There are two primary classifiers that make use of RV objects prtClassMap and prtClassGlrt. These classifiers have very similar performance but prtClassMap is able to handle M-ary classification problems so we will use that as our example.

class = prtClassMap

class = prtClassMap Properties: name: 'Maximum a Posteriori' nameAbbreviation: 'MAP' isNativeMary: 1 rvs: [1x1 prtRvMvn] twoClassParadigm: 'binary' internalDecider: [] isSupervised: 1 isCrossValidateValid: 1 verboseStorage: 1 showProgressBar: 1 isTrained: 0 dataSetSummary: [] dataSet: [] userData: [1x1 struct]

prtClassMap has a property rvs that lists the rvs used for each class in the incoming data set. If there is only one RV specified it is used to model all of the classes.

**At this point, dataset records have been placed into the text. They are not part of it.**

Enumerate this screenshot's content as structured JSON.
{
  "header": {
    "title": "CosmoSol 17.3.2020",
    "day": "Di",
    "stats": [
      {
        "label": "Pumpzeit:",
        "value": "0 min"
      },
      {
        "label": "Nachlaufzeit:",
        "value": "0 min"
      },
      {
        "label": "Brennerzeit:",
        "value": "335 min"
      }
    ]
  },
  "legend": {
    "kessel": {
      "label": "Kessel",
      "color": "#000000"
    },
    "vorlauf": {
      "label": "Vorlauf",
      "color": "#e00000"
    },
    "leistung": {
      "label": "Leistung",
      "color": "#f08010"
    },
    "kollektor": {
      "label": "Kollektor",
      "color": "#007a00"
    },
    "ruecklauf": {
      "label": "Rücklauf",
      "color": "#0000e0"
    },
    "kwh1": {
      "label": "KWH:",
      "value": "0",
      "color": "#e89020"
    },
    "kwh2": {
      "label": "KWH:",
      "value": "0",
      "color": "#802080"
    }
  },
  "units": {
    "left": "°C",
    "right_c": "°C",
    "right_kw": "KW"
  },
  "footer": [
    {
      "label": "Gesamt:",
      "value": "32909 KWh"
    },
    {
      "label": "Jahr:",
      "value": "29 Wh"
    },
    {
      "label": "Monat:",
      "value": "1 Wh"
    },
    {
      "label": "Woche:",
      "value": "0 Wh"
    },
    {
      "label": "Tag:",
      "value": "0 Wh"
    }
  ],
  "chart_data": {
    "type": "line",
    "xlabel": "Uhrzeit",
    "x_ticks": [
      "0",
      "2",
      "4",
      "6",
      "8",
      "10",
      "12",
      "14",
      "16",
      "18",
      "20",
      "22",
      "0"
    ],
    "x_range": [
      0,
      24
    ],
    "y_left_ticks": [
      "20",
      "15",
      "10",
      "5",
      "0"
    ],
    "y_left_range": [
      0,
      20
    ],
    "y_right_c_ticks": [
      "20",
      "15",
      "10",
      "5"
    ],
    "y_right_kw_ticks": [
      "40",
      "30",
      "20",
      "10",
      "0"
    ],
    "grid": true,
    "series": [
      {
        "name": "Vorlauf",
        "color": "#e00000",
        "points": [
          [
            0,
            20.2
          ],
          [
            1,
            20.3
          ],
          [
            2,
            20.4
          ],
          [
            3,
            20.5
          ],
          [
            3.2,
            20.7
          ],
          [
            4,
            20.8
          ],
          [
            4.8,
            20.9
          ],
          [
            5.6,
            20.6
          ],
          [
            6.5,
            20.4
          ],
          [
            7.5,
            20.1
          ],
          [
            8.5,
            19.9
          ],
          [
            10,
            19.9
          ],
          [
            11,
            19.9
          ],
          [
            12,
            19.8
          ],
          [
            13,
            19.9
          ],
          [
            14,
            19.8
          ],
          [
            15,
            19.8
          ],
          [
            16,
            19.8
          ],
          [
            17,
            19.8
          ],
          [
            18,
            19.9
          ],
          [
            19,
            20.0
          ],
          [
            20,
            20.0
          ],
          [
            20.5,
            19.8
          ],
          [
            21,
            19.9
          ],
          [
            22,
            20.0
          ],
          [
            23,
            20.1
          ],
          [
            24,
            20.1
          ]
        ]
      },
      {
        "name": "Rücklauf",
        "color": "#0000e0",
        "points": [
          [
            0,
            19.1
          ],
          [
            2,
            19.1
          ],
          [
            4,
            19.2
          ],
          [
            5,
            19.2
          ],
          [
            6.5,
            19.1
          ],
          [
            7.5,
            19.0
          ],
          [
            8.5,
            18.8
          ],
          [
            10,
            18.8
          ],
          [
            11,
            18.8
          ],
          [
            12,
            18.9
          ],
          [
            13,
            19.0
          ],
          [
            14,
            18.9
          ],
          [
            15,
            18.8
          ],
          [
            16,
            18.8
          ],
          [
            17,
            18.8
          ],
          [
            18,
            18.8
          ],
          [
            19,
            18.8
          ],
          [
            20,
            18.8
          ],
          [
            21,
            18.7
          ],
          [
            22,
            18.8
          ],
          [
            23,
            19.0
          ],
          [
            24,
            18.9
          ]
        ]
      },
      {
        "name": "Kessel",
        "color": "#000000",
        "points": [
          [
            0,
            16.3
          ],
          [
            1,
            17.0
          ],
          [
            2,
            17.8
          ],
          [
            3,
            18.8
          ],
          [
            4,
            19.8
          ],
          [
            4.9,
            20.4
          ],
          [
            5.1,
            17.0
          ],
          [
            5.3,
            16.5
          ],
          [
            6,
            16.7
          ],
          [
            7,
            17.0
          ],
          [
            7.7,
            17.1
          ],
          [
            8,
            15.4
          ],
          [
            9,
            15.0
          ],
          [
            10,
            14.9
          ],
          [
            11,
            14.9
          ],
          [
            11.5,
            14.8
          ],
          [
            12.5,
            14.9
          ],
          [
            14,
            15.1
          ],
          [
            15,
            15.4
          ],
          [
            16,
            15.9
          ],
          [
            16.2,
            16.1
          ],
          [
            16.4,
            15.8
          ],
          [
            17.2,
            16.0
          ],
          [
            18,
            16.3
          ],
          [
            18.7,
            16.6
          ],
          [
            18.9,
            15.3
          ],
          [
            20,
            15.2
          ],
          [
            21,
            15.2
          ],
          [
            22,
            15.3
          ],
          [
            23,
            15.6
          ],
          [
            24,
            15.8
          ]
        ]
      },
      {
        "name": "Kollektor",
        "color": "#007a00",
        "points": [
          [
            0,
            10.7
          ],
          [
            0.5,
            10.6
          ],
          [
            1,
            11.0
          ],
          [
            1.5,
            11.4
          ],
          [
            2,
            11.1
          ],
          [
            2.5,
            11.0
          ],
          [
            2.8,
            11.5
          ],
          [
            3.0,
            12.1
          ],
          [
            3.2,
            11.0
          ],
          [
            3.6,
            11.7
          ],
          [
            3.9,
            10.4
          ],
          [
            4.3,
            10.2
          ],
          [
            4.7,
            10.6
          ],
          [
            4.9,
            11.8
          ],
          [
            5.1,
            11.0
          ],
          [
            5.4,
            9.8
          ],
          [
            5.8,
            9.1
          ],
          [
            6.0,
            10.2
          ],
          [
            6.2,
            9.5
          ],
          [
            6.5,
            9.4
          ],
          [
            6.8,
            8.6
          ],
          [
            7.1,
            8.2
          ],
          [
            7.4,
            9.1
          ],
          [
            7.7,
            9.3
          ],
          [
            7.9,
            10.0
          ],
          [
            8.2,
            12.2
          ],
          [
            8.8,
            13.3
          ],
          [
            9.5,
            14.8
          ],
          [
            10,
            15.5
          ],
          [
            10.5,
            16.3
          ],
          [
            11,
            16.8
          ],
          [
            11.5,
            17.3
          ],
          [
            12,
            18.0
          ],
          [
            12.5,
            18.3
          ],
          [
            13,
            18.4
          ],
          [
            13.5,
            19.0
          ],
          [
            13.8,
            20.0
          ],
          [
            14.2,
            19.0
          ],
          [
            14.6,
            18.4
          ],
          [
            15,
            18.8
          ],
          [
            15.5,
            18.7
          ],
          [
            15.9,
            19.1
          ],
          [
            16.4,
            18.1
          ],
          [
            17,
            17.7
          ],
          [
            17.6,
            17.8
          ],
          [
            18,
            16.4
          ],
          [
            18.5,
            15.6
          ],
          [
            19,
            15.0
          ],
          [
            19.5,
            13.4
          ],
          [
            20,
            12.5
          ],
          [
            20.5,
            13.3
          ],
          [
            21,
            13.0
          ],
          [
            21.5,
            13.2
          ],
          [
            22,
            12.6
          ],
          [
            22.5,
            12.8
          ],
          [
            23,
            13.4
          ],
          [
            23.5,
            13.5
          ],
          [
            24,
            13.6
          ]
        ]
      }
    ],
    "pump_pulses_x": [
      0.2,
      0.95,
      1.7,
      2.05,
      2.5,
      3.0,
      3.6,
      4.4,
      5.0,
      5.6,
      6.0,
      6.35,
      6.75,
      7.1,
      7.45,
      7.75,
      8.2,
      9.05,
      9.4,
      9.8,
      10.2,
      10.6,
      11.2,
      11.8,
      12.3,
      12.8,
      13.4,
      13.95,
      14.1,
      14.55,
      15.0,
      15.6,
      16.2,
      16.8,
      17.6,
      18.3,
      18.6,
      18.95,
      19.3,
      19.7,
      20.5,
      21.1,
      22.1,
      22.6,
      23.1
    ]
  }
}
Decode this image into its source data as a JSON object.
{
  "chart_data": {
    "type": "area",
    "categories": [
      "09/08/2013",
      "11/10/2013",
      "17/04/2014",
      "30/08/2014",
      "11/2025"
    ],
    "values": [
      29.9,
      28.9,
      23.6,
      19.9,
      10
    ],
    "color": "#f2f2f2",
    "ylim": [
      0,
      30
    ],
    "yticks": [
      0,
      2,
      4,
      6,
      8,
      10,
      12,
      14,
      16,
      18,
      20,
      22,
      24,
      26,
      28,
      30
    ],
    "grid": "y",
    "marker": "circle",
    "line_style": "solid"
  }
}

Let’s classify prtDataGenUnimodal using a quadratic classifier that arises by using a MAP classifier with MVN assumption for each class.

```
class = prtClassMap('rvs',prtRvMvn);
ds = prtDataGenUnimodal;
trainedClassifier = class.train(ds);
plot(trainedClassifier);
```

If our data is more complex, we can modify the assumptions of the distributions in both of our classes by setting the “rvs” parameter to something more flexible. Let’s classify prtDataGenBimodal using prtRvKde which uses kernel density estimation.

class = prtClassMap(‘rvs’,prtRvKde); ds = prtDataGenBimodal;trainedClassifier = class.train(ds); plot(trainedClassifier);

## Conclusions

As you can see, RVs are pretty powerful parts of the PRT and they can be used in other parts of the PRT to make things flexible.

In future posts we will talk about how RV objects are used to make flexible mixtures like the GMM and hidden Markov models and we will explore some things that are still in beta such as how we use prtBrv objects to perform variational Bayesian inference for models like Dirichlet process mixtures.